The voltage level at the Poff terminal indicative of the on-off condition of the display system is supplied also to the base terminal of a TR3 through a delay circuit comprising a resistor RB and a capacitor CB. The TR3 is connected between the Vdd terminal and the base terminal of a transistor TR2 through a resistor R8. The emitter terminal of the TR2 is connected to the Vdd terminal through a resistor R9 and the collector terminal to the base terminal of a transistor TR1. A resistor R10 is connected between the base and emitter terminals of the TR1. During operation, the TR3 is turned off with the Poff level being 5V and the TR2 and the TR1 are kept turned on. When the Poff level is ground, the TR3 is turned on after the delay time of the delay circuit, followed by turning off of the TR2 and the TR1. Eventually, the Vee terminal is disconnected from the voltage source of -20V.
Accordingly, when the display system is switched off, the modified driving signals are supplied to the liquid crystal display 7 and then the system is completely shut off after the time delay. This is schematically illustrated in Figure 3.
While several embodiments have been specifically described, it is to be appreciated that modifications and variations can be made.

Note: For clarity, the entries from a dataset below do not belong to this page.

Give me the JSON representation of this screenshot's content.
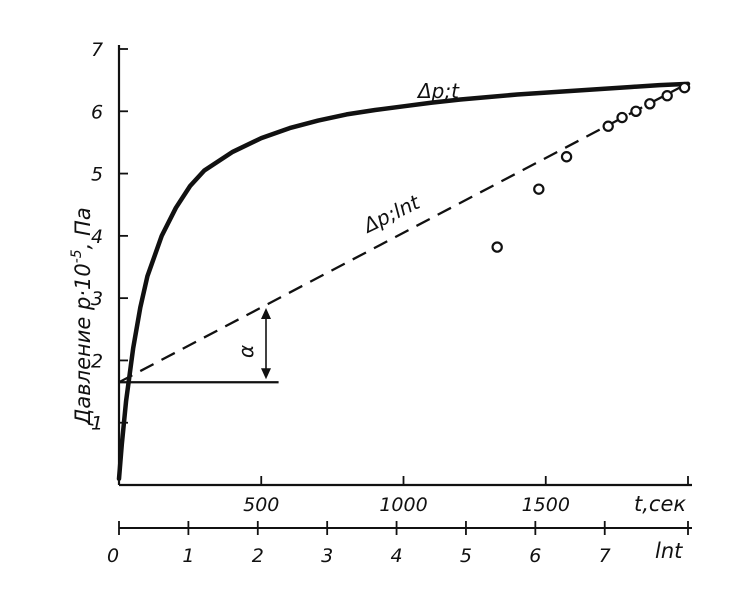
{
  "chart_data": {
    "type": "line",
    "ylabel": "Давление p·10",
    "ylabel_exp": "-5",
    "ylabel_unit": ", Па",
    "ylim": [
      0,
      7
    ],
    "yticks": [
      "1",
      "2",
      "3",
      "4",
      "5",
      "6",
      "7"
    ],
    "x_axis_top": {
      "label": "t,сек",
      "range": [
        0,
        2000
      ],
      "ticks": [
        "500",
        "1000",
        "1500"
      ]
    },
    "x_axis_bottom": {
      "label": "lnt",
      "range": [
        0,
        8.2
      ],
      "ticks": [
        "0",
        "1",
        "2",
        "3",
        "4",
        "5",
        "6",
        "7"
      ]
    },
    "series": [
      {
        "name": "Δp;t",
        "style": "solid",
        "axis": "t",
        "x": [
          0,
          10,
          25,
          50,
          75,
          100,
          150,
          200,
          250,
          300,
          400,
          500,
          600,
          700,
          800,
          900,
          1000,
          1100,
          1200,
          1300,
          1400,
          1500,
          1600,
          1700,
          1800,
          1900,
          2000
        ],
        "y": [
          0.1,
          0.65,
          1.35,
          2.2,
          2.85,
          3.35,
          4.0,
          4.45,
          4.8,
          5.05,
          5.35,
          5.57,
          5.73,
          5.85,
          5.95,
          6.02,
          6.08,
          6.14,
          6.19,
          6.23,
          6.27,
          6.3,
          6.33,
          6.36,
          6.39,
          6.42,
          6.44
        ]
      },
      {
        "name": "Δp;lnt",
        "style": "dashed",
        "axis": "lnt",
        "x": [
          0,
          8.2
        ],
        "y": [
          1.65,
          6.45
        ]
      },
      {
        "name": "points",
        "style": "markers",
        "axis": "lnt",
        "x": [
          5.45,
          6.05,
          6.45,
          7.05,
          7.25,
          7.45,
          7.65,
          7.9,
          8.15
        ],
        "y": [
          3.82,
          4.75,
          5.27,
          5.76,
          5.9,
          6.0,
          6.12,
          6.25,
          6.38
        ]
      }
    ],
    "baseline": {
      "y": 1.65,
      "x_end": 2.3,
      "axis": "lnt"
    },
    "angle_label": "α"
  }
}
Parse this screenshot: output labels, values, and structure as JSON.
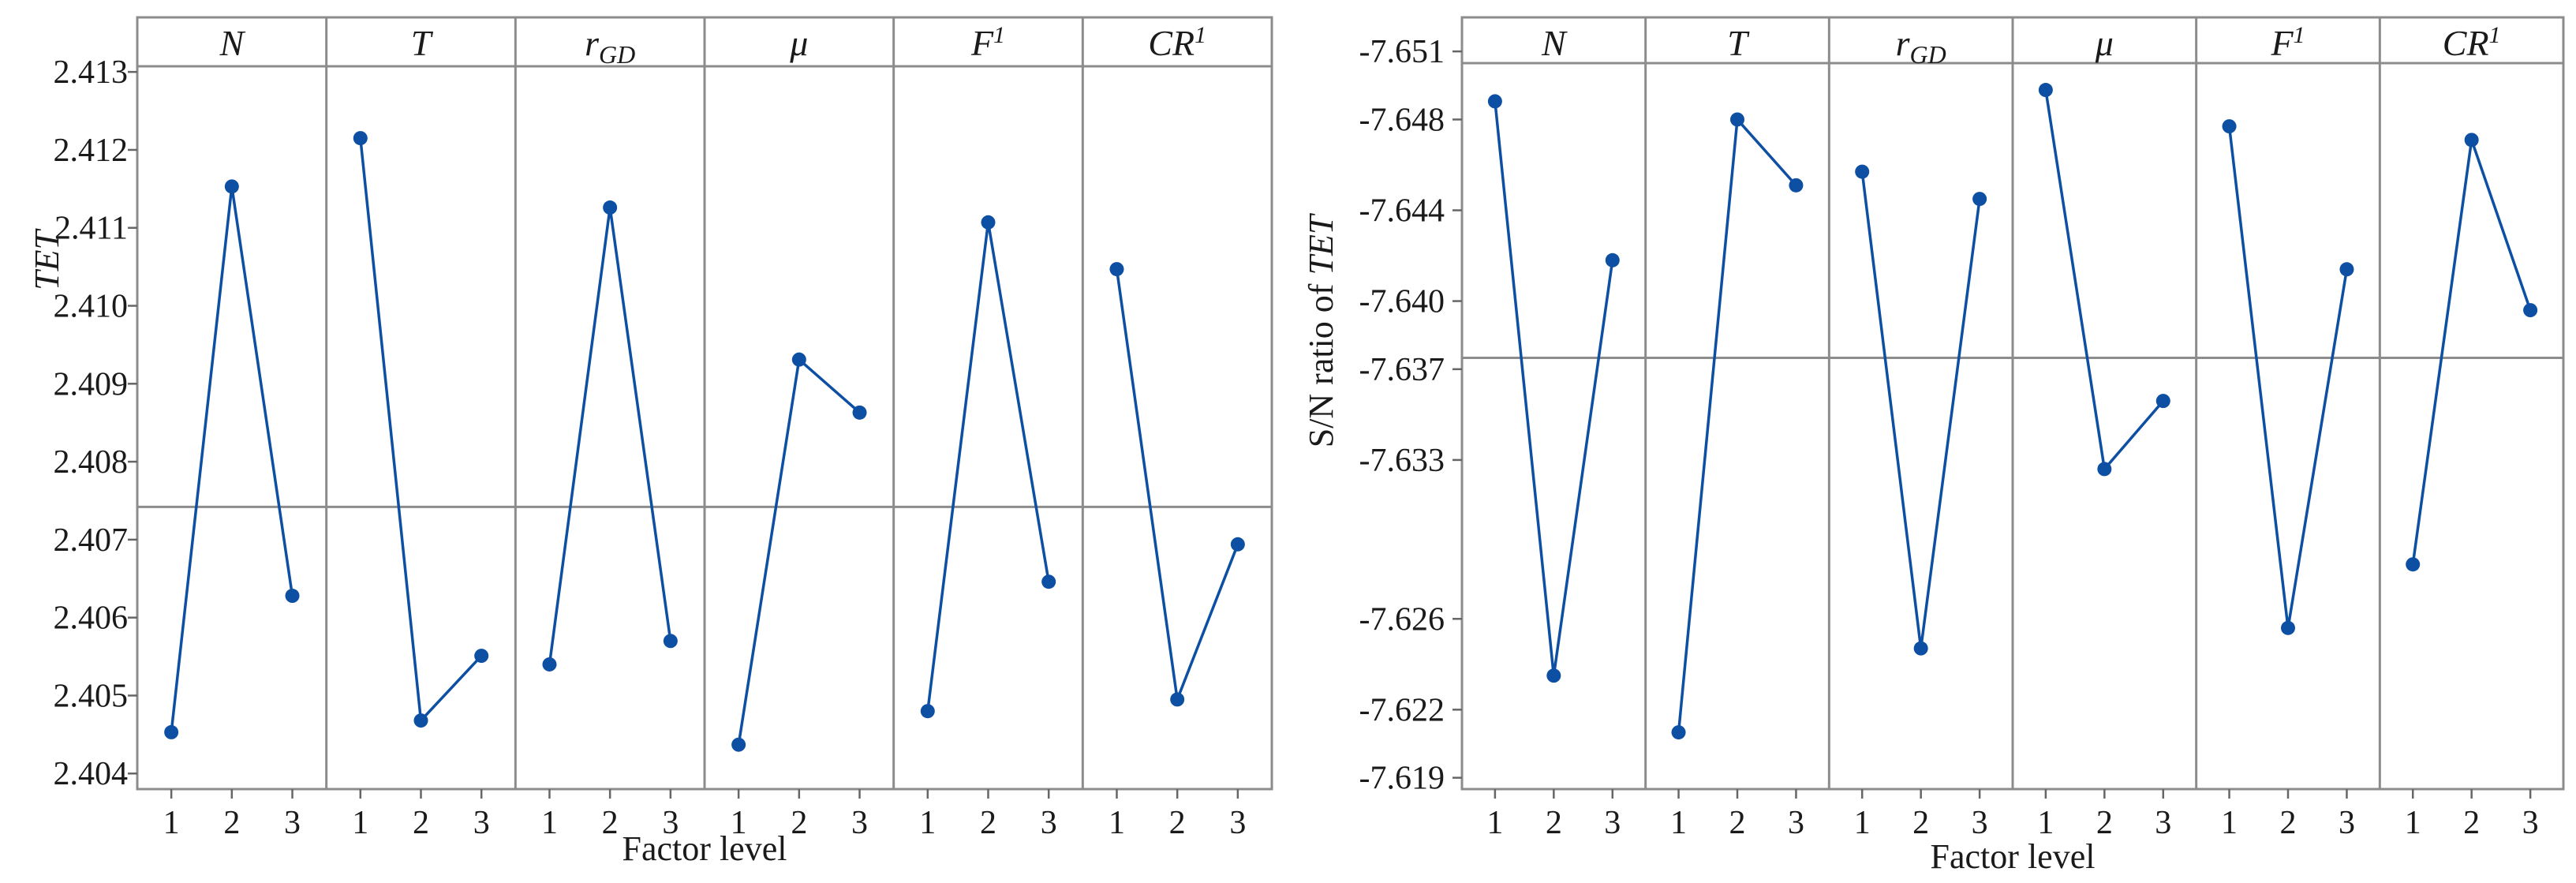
{
  "chart_data": [
    {
      "type": "line",
      "panels": [
        {
          "label": "N",
          "sub": "",
          "sup": "",
          "values": [
            2.40453,
            2.41153,
            2.40628
          ]
        },
        {
          "label": "T",
          "sub": "",
          "sup": "",
          "values": [
            2.41215,
            2.40468,
            2.40551
          ]
        },
        {
          "label": "r",
          "sub": "GD",
          "sup": "",
          "values": [
            2.4054,
            2.41126,
            2.4057
          ]
        },
        {
          "label": "μ",
          "sub": "",
          "sup": "",
          "values": [
            2.40437,
            2.40931,
            2.40863
          ]
        },
        {
          "label": "F",
          "sub": "",
          "sup": "1",
          "values": [
            2.4048,
            2.41107,
            2.40646
          ]
        },
        {
          "label": "CR",
          "sub": "",
          "sup": "1",
          "values": [
            2.41047,
            2.40495,
            2.40694
          ]
        }
      ],
      "categories": [
        "1",
        "2",
        "3"
      ],
      "xlabel": "Factor level",
      "ylabel": "TET",
      "yticks": [
        "2.404",
        "2.405",
        "2.406",
        "2.407",
        "2.408",
        "2.409",
        "2.410",
        "2.411",
        "2.412",
        "2.413"
      ],
      "ylim": [
        2.4038,
        2.4137
      ],
      "top_line": 2.41295,
      "mean_line": 2.40742,
      "reversed": false,
      "color": "#0d4fa3"
    },
    {
      "type": "line",
      "panels": [
        {
          "label": "N",
          "sub": "",
          "sup": "",
          "values": [
            -7.6488,
            -7.6235,
            -7.6418
          ]
        },
        {
          "label": "T",
          "sub": "",
          "sup": "",
          "values": [
            -7.621,
            -7.648,
            -7.6451
          ]
        },
        {
          "label": "r",
          "sub": "GD",
          "sup": "",
          "values": [
            -7.6457,
            -7.6247,
            -7.6445
          ]
        },
        {
          "label": "μ",
          "sub": "",
          "sup": "",
          "values": [
            -7.6493,
            -7.6326,
            -7.6356
          ]
        },
        {
          "label": "F",
          "sub": "",
          "sup": "1",
          "values": [
            -7.6477,
            -7.6256,
            -7.6414
          ]
        },
        {
          "label": "CR",
          "sub": "",
          "sup": "1",
          "values": [
            -7.6284,
            -7.6471,
            -7.6396
          ]
        }
      ],
      "categories": [
        "1",
        "2",
        "3"
      ],
      "xlabel": "Factor level",
      "ylabel": "S/N ratio of TET",
      "ylabel_plain": "S/N ratio of ",
      "ylabel_italic": "TET",
      "yticks": [
        "-7.651",
        "-7.648",
        "-7.644",
        "-7.640",
        "-7.637",
        "-7.633",
        "-7.626",
        "-7.622",
        "-7.619"
      ],
      "ylim": [
        -7.6525,
        -7.6185
      ],
      "top_line": -7.6525,
      "mean_line": -7.6375,
      "reversed": true,
      "color": "#0d4fa3"
    }
  ]
}
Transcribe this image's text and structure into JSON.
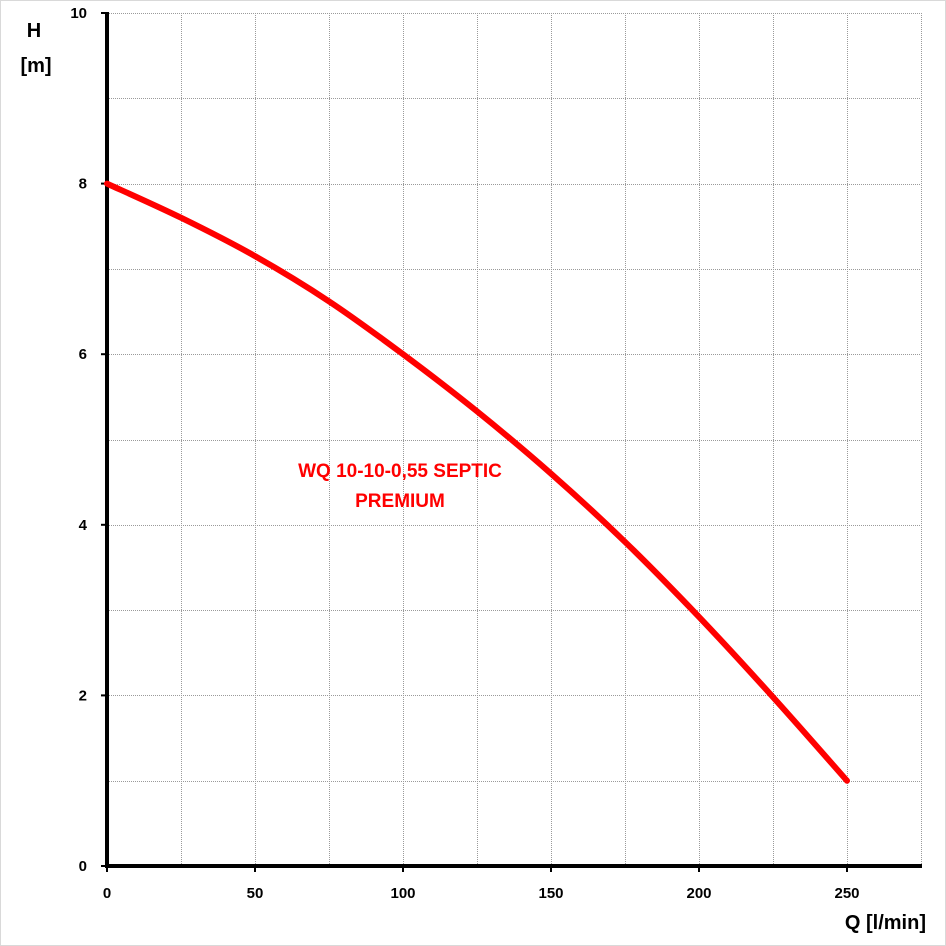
{
  "chart_data": {
    "type": "line",
    "title": "",
    "xlabel": "Q [l/min]",
    "ylabel": {
      "line1": "H",
      "line2": "[m]"
    },
    "xlim": [
      0,
      275
    ],
    "ylim": [
      0,
      10
    ],
    "x_ticks": [
      0,
      50,
      100,
      150,
      200,
      250
    ],
    "y_ticks": [
      0,
      2,
      4,
      6,
      8,
      10
    ],
    "x_minor_grid_step": 25,
    "y_minor_grid_step": 1,
    "grid": true,
    "series": [
      {
        "name": {
          "line1": "WQ 10-10-0,55 SEPTIC",
          "line2": "PREMIUM"
        },
        "color": "#ff0000",
        "x": [
          0,
          25,
          50,
          75,
          100,
          125,
          150,
          175,
          200,
          225,
          250
        ],
        "y": [
          8.0,
          7.6,
          7.15,
          6.62,
          6.0,
          5.33,
          4.6,
          3.8,
          2.92,
          1.98,
          1.0
        ]
      }
    ]
  }
}
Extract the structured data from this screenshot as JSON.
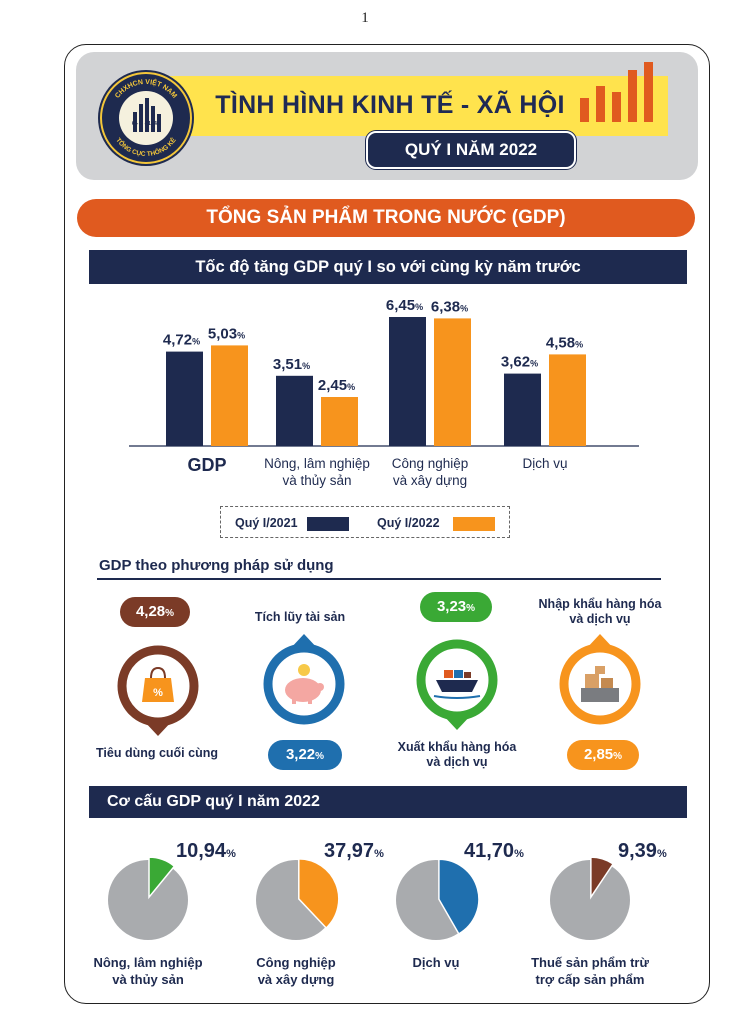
{
  "page_number": "1",
  "header": {
    "title": "TÌNH HÌNH KINH TẾ - XÃ HỘI",
    "period": "QUÝ I NĂM 2022",
    "logo": {
      "top_text": "CHXHCN VIỆT NAM",
      "date_text": "6 - 5 - 1946",
      "bottom_text": "TỔNG CỤC THỐNG KÊ"
    },
    "icon": "bar-chart-icon"
  },
  "section_banner": "TỔNG SẢN PHẨM TRONG NƯỚC (GDP)",
  "colors": {
    "navy": "#1e2a4f",
    "orange": "#f7941d",
    "red_orange": "#e05a1f",
    "brown": "#7b3b27",
    "green": "#3aa935",
    "blue": "#1f6fae",
    "yellow": "#ffe34d",
    "grey": "#a9abae"
  },
  "growth": {
    "title": "Tốc độ tăng GDP quý I so với cùng kỳ năm trước",
    "legend": [
      "Quý I/2021",
      "Quý I/2022"
    ]
  },
  "chart_data": [
    {
      "type": "bar",
      "title": "Tốc độ tăng GDP quý I so với cùng kỳ năm trước",
      "categories": [
        "GDP",
        "Nông, lâm nghiệp và thủy sản",
        "Công nghiệp và xây dựng",
        "Dịch vụ"
      ],
      "category_lines": [
        [
          "GDP"
        ],
        [
          "Nông, lâm nghiệp",
          "và thủy sản"
        ],
        [
          "Công nghiệp",
          "và xây dựng"
        ],
        [
          "Dịch vụ"
        ]
      ],
      "series": [
        {
          "name": "Quý I/2021",
          "color": "#1e2a4f",
          "values": [
            4.72,
            3.51,
            6.45,
            3.62
          ],
          "labels": [
            "4,72",
            "3,51",
            "6,45",
            "3,62"
          ]
        },
        {
          "name": "Quý I/2022",
          "color": "#f7941d",
          "values": [
            5.03,
            2.45,
            6.38,
            4.58
          ],
          "labels": [
            "5,03",
            "2,45",
            "6,38",
            "4,58"
          ]
        }
      ],
      "unit": "%",
      "ylim": [
        0,
        7
      ],
      "grid": false,
      "legend_position": "bottom"
    },
    {
      "type": "pie",
      "title": "Cơ cấu GDP quý I năm 2022",
      "slices": [
        {
          "label": "Nông, lâm nghiệp và thủy sản",
          "value": 10.94,
          "value_text": "10,94",
          "color": "#3aa935"
        },
        {
          "label": "Công nghiệp và xây dựng",
          "value": 37.97,
          "value_text": "37,97",
          "color": "#f7941d"
        },
        {
          "label": "Dịch vụ",
          "value": 41.7,
          "value_text": "41,70",
          "color": "#1f6fae"
        },
        {
          "label": "Thuế sản phẩm trừ trợ cấp sản phẩm",
          "value": 9.39,
          "value_text": "9,39",
          "color": "#7b3b27"
        }
      ],
      "unit": "%"
    }
  ],
  "usage": {
    "title": "GDP theo phương pháp sử dụng",
    "items": [
      {
        "label": "Tiêu dùng cuối cùng",
        "value": "4,28",
        "unit": "%",
        "color": "#7b3b27",
        "icon": "shopping-bag-icon"
      },
      {
        "label": "Tích lũy tài sản",
        "value": "3,22",
        "unit": "%",
        "color": "#1f6fae",
        "icon": "piggy-bank-icon"
      },
      {
        "label_lines": [
          "Xuất khẩu hàng hóa",
          "và dịch vụ"
        ],
        "value": "3,23",
        "unit": "%",
        "color": "#3aa935",
        "icon": "cargo-ship-icon"
      },
      {
        "label_lines": [
          "Nhập khẩu hàng hóa",
          "và dịch vụ"
        ],
        "value": "2,85",
        "unit": "%",
        "color": "#f7941d",
        "icon": "scale-boxes-icon"
      }
    ]
  },
  "structure": {
    "title": "Cơ cấu GDP quý I năm 2022",
    "label_lines": [
      [
        "Nông, lâm nghiệp",
        "và thủy sản"
      ],
      [
        "Công nghiệp",
        "và xây dựng"
      ],
      [
        "Dịch vụ"
      ],
      [
        "Thuế sản phẩm trừ",
        "trợ cấp sản phẩm"
      ]
    ]
  }
}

Particularly, although a driving signal pattern is illustrated in Figure 2(A), various types of driving signal patterns have been employed.

Claims

A driving and switching off circuit (1,3) for a liquid crystal display device (7) having a ferroelectric liquid crystal layer and a plurality of pixels, each pixel having the capability of exhibiting two states in accordance with an electric field applied thereto, said circuit (1,3) comprising:
driving means (3) for applying an erasing drive signal to said display device (7) in response to a turn-off signal, to cause all of said pixels to uniformly exhibit one of said two states;
characterized by
delay means (RB, CB) for providing a delay turn-off signal ending after a time delay during which said erasing drive signal is applied to the display device (7); and
means (TR1,TR2) responsive to said delay means (RB,CB) for switching off said display device (7) at the end of said time delay.
A method for driving and switching off a liquid crystal display device (7) having a ferroelectric liquid crystal layer and a plurality of pixels, each pixel having the capability of exhibiting two states in accordance with an electric field applied thereto, said method comprising the steps of:
generating a turn-off signal to turn off said display device (7);
applying an erasing drive signal, in response to said turn-off signal, to said display device (7) to cause all of said pixels to uniformly exhibit one of said two states; and
delaying said turn-off signal to provide a delay turn-off signal ending after a time delay during which said erasing drive signal is applied to the display device (7);
thereafter, at the end of said time delay, switching off said display device (7).